Lo más grave ha sido la pérdida de reconocimiento de las diferencias en la realidad, no saber distinguir entre gobiernos progresistas y reacionarios. El cambalache se ha impuesto: Todo es igual/Nada es mejor. Menem y Kirchner, Cardoso y Lula, Frente Amplio y derecha uruguaya, Evo Morales y sus antecesores, Rafael Correa y Lenín Moreno. No importa si la vida del pueblo ha mejorado sustancialmente, si los trabajadores y sus organizaciones han apoyado a esos gobiernos, no importa si la soberanía nacional se ha fortalecido, no importa si la derecha se ha unido en contra de esos gobiernos. No importa si, donde esos gobiernos han sido tumbados, todo ha empeorado, para el pueblo y para el país.
La teoría, al parecer, no es instrumento para comprender las diferencias en la realidad, sino, al contrario, para amalgamar todo. Si no corresponde a los sueños trotskistas, es traición, capitulación, cuando no stalinismo y contrarrevolución. El trotskismo se ha vuelto una triste expresión de las derrotas, para el cual no hay derecha e izquierda, hay gobiernos revolucionarios, trotskistas, y traidores de los intereses del proletariado, representados por los trotskistas.
Si la práctica sigue siendo el criterio de la verdad, nadie debiera aprender tanto de la realidad y de sus fracasos como el trotskismo. Pero está demasiado ocupado en disparar sobre los otros para ocuparse de sus problemas. Se valen del viejo Trotsky para buscar legitimidad política, pero son un fracaso político reiterado.
No reconocer a la Argentina del siglo XXI frente a la del siglo XX, es expresión de una grave miopía política. No reconocen un Brasil de Lula distinto al de Cardoso. No se valen de la práctica para iluminar la teoría, sino interrogan a la realidad a partir de sus teorías permanentes. Les encanta la teoría, pero como la realidad no corresponde a sus teorías, echan la realidad por la borda y se quedan permanentemente con sus libros.
¿Dónde están las experiencias victoriosas basadas en las tesis trotskistas, para que puedan evidenciar que la práctica les da la razón? ¿Qué gobiernos han seguido sus orientaciones y han trasformado revolucionariamente la realidad? ¿Dónde, cuándo, de qué forma, con quiénes?
Los trotskismos y los trotskistas han desmoralizado a Trotsky, un gran revolucionario y gran historiador.
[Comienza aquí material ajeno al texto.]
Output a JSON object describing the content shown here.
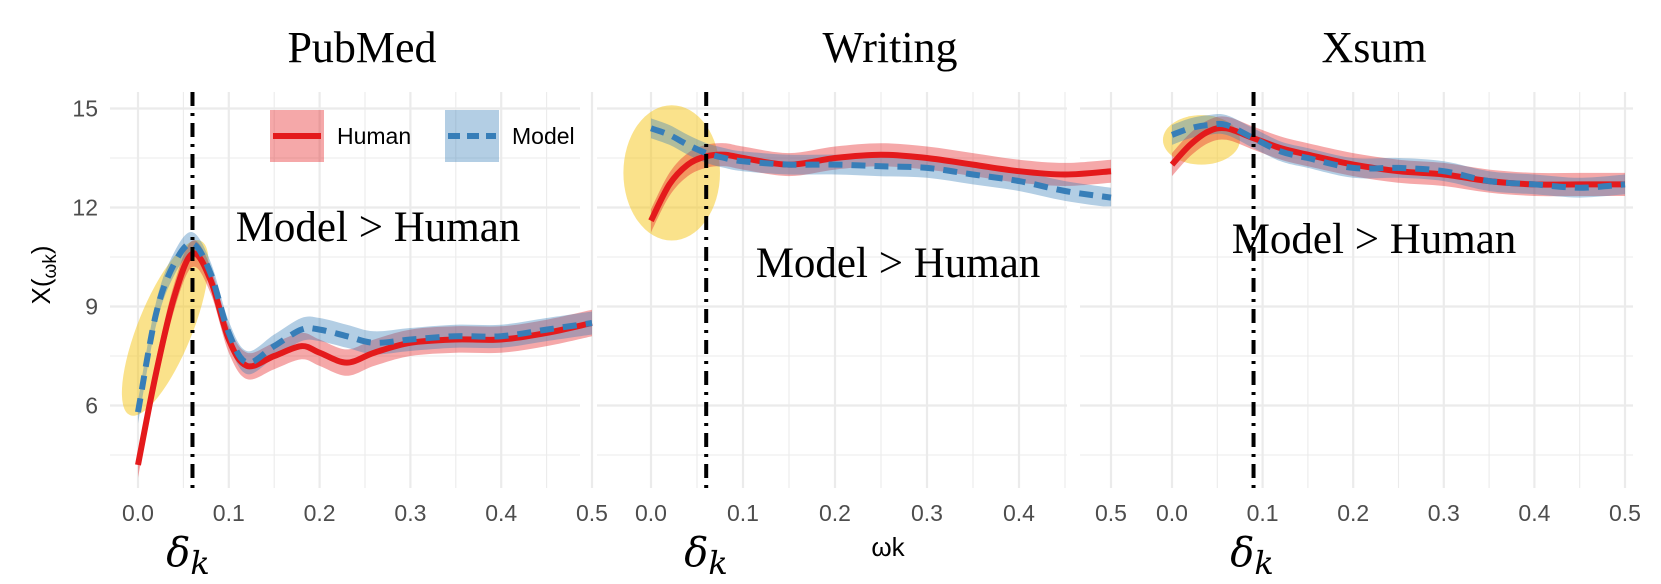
{
  "chart_data": {
    "type": "line",
    "ylabel_main": "X(",
    "ylabel_sub": "ωk",
    "ylabel_close": ")",
    "xlabel": "ωk",
    "xlim": [
      0,
      0.5
    ],
    "ylim": [
      3.5,
      15.5
    ],
    "xticks": [
      "0.0",
      "0.1",
      "0.2",
      "0.3",
      "0.4",
      "0.5"
    ],
    "yticks": [
      "6",
      "9",
      "12",
      "15"
    ],
    "ytick_values": [
      6,
      9,
      12,
      15
    ],
    "grid": true,
    "legend": {
      "placement": "top-right of first panel",
      "entries": [
        {
          "name": "Human",
          "color": "#e41a1c",
          "style": "solid"
        },
        {
          "name": "Model",
          "color": "#377eb8",
          "style": "dashed"
        }
      ]
    },
    "highlight_color": "#f5c518",
    "panels": [
      {
        "title": "PubMed",
        "delta_label": "δk",
        "delta_value": 0.06,
        "annotation": "Model > Human",
        "x": [
          0.0,
          0.02,
          0.04,
          0.06,
          0.08,
          0.1,
          0.12,
          0.15,
          0.18,
          0.2,
          0.23,
          0.26,
          0.3,
          0.35,
          0.4,
          0.45,
          0.5
        ],
        "series": [
          {
            "name": "Human",
            "values": [
              4.2,
              7.0,
              9.3,
              10.6,
              9.8,
              8.0,
              7.2,
              7.5,
              7.8,
              7.6,
              7.3,
              7.6,
              7.9,
              8.0,
              8.0,
              8.2,
              8.5
            ],
            "band": 0.4
          },
          {
            "name": "Model",
            "values": [
              5.8,
              8.8,
              10.3,
              10.9,
              10.0,
              8.2,
              7.3,
              7.8,
              8.3,
              8.3,
              8.1,
              7.9,
              8.0,
              8.1,
              8.1,
              8.3,
              8.5
            ],
            "band": 0.35
          }
        ],
        "highlight": {
          "x": [
            0.0,
            0.06
          ],
          "y": [
            5.5,
            11.2
          ]
        }
      },
      {
        "title": "Writing",
        "delta_label": "δk",
        "delta_value": 0.06,
        "annotation": "Model > Human",
        "x": [
          0.0,
          0.02,
          0.04,
          0.06,
          0.08,
          0.1,
          0.15,
          0.2,
          0.25,
          0.3,
          0.35,
          0.4,
          0.45,
          0.5
        ],
        "series": [
          {
            "name": "Human",
            "values": [
              11.6,
              12.7,
              13.3,
              13.55,
              13.6,
              13.5,
              13.3,
              13.5,
              13.6,
              13.5,
              13.3,
              13.1,
              13.0,
              13.1
            ],
            "band": 0.35
          },
          {
            "name": "Model",
            "values": [
              14.4,
              14.2,
              13.9,
              13.65,
              13.5,
              13.4,
              13.3,
              13.3,
              13.25,
              13.2,
              13.0,
              12.8,
              12.5,
              12.3
            ],
            "band": 0.3
          }
        ],
        "highlight": {
          "x": [
            -0.03,
            0.075
          ],
          "y": [
            11.0,
            15.1
          ]
        }
      },
      {
        "title": "Xsum",
        "delta_label": "δk",
        "delta_value": 0.09,
        "annotation": "Model > Human",
        "x": [
          0.0,
          0.02,
          0.04,
          0.06,
          0.09,
          0.12,
          0.15,
          0.2,
          0.25,
          0.3,
          0.35,
          0.4,
          0.45,
          0.5
        ],
        "series": [
          {
            "name": "Human",
            "values": [
              13.3,
              13.9,
              14.3,
              14.4,
              14.1,
              13.8,
              13.6,
              13.3,
              13.1,
              13.0,
              12.8,
              12.7,
              12.7,
              12.7
            ],
            "band": 0.35
          },
          {
            "name": "Model",
            "values": [
              14.2,
              14.4,
              14.5,
              14.5,
              14.1,
              13.7,
              13.5,
              13.2,
              13.2,
              13.1,
              12.8,
              12.7,
              12.6,
              12.7
            ],
            "band": 0.3
          }
        ],
        "highlight": {
          "x": [
            -0.01,
            0.075
          ],
          "y": [
            13.3,
            14.8
          ]
        }
      }
    ]
  }
}
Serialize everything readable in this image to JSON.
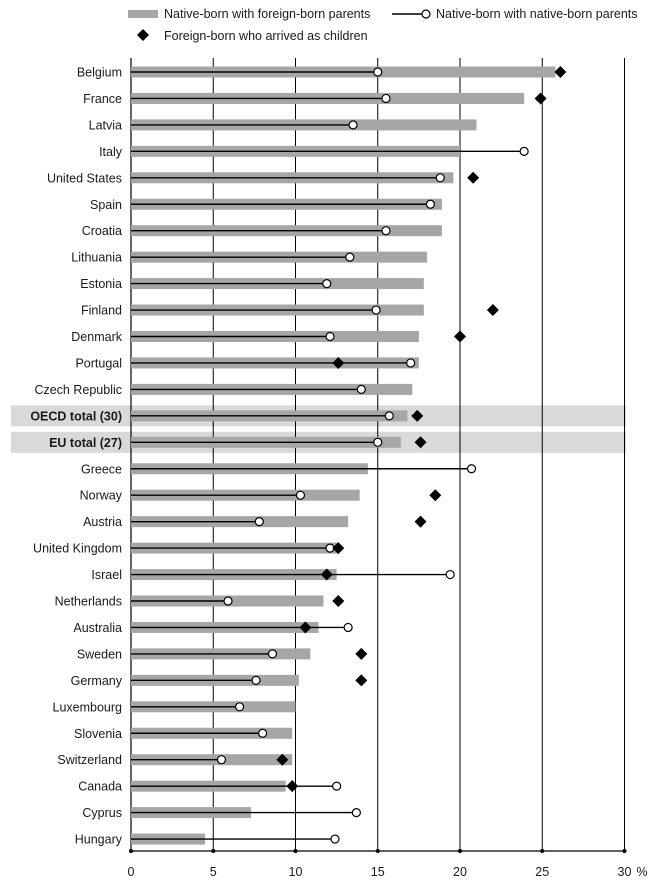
{
  "chart_data": {
    "type": "bar",
    "xlim": [
      0,
      30
    ],
    "x_unit": "%",
    "xticks": [
      "0",
      "5",
      "10",
      "15",
      "20",
      "25",
      "30"
    ],
    "grid": true,
    "legend_placement": "top",
    "colors": {
      "bar": "#a6a6a6",
      "line": "#000000",
      "highlight_band": "#d9d9d9",
      "axis": "#000000"
    },
    "series": [
      {
        "name": "Native-born with foreign-born parents",
        "marker": "bar"
      },
      {
        "name": "Native-born with native-born parents",
        "marker": "circle"
      },
      {
        "name": "Foreign-born who arrived as children",
        "marker": "diamond"
      }
    ],
    "categories": [
      "Belgium",
      "France",
      "Latvia",
      "Italy",
      "United States",
      "Spain",
      "Croatia",
      "Lithuania",
      "Estonia",
      "Finland",
      "Denmark",
      "Portugal",
      "Czech Republic",
      "OECD total (30)",
      "EU total (27)",
      "Greece",
      "Norway",
      "Austria",
      "United Kingdom",
      "Israel",
      "Netherlands",
      "Australia",
      "Sweden",
      "Germany",
      "Luxembourg",
      "Slovenia",
      "Switzerland",
      "Canada",
      "Cyprus",
      "Hungary"
    ],
    "highlighted": [
      "OECD total (30)",
      "EU total (27)"
    ],
    "bar_values": [
      25.8,
      23.9,
      21.0,
      20.0,
      19.6,
      18.9,
      18.9,
      18.0,
      17.8,
      17.8,
      17.5,
      17.5,
      17.1,
      16.8,
      16.4,
      14.4,
      13.9,
      13.2,
      12.6,
      12.5,
      11.7,
      11.4,
      10.9,
      10.2,
      10.0,
      9.8,
      9.8,
      9.4,
      7.3,
      4.5
    ],
    "circle_values": [
      15.0,
      15.5,
      13.5,
      23.9,
      18.8,
      18.2,
      15.5,
      13.3,
      11.9,
      14.9,
      12.1,
      17.0,
      14.0,
      15.7,
      15.0,
      20.7,
      10.3,
      7.8,
      12.1,
      19.4,
      5.9,
      13.2,
      8.6,
      7.6,
      6.6,
      8.0,
      5.5,
      12.5,
      13.7,
      12.4
    ],
    "diamond_values": [
      26.1,
      24.9,
      null,
      null,
      20.8,
      null,
      null,
      null,
      null,
      22.0,
      20.0,
      12.6,
      null,
      17.4,
      17.6,
      null,
      18.5,
      17.6,
      12.6,
      11.9,
      12.6,
      10.6,
      14.0,
      14.0,
      null,
      null,
      9.2,
      9.8,
      null,
      null
    ]
  }
}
Enarbolan citas para pelearse entre sí sobre quienes son los más fieles al maestro y quienes lo traicionan, pretendiendo siempre ser los más ortodoxos.
Habría siempre un camino revolucionario, similar al de los bolcheviques en la época de Trotsky, que la izquierda contemporánea se empecina en no seguir, en no aplicar sus métodos. Fidel, Chávez, Lula y tantos otros, serían farsantes, chorros, maquiavélicos y estafadores, se harían pasar por de izquierda, pero serían más de lo mismo.
La historia no existe para el trotskismo, todo está congelado y sintetizado en el debate Trotsky/Stalin. Desde entonces, la historia es una triste, burocrática y permanente repetición de lo mismo. Ya no hay más Trotskys, apenas los que se disputan su legítima representación, pero la historia está llena de Stalins. Difícil reconocer una realidad concreta, contemporánea, con tantos fantasmas.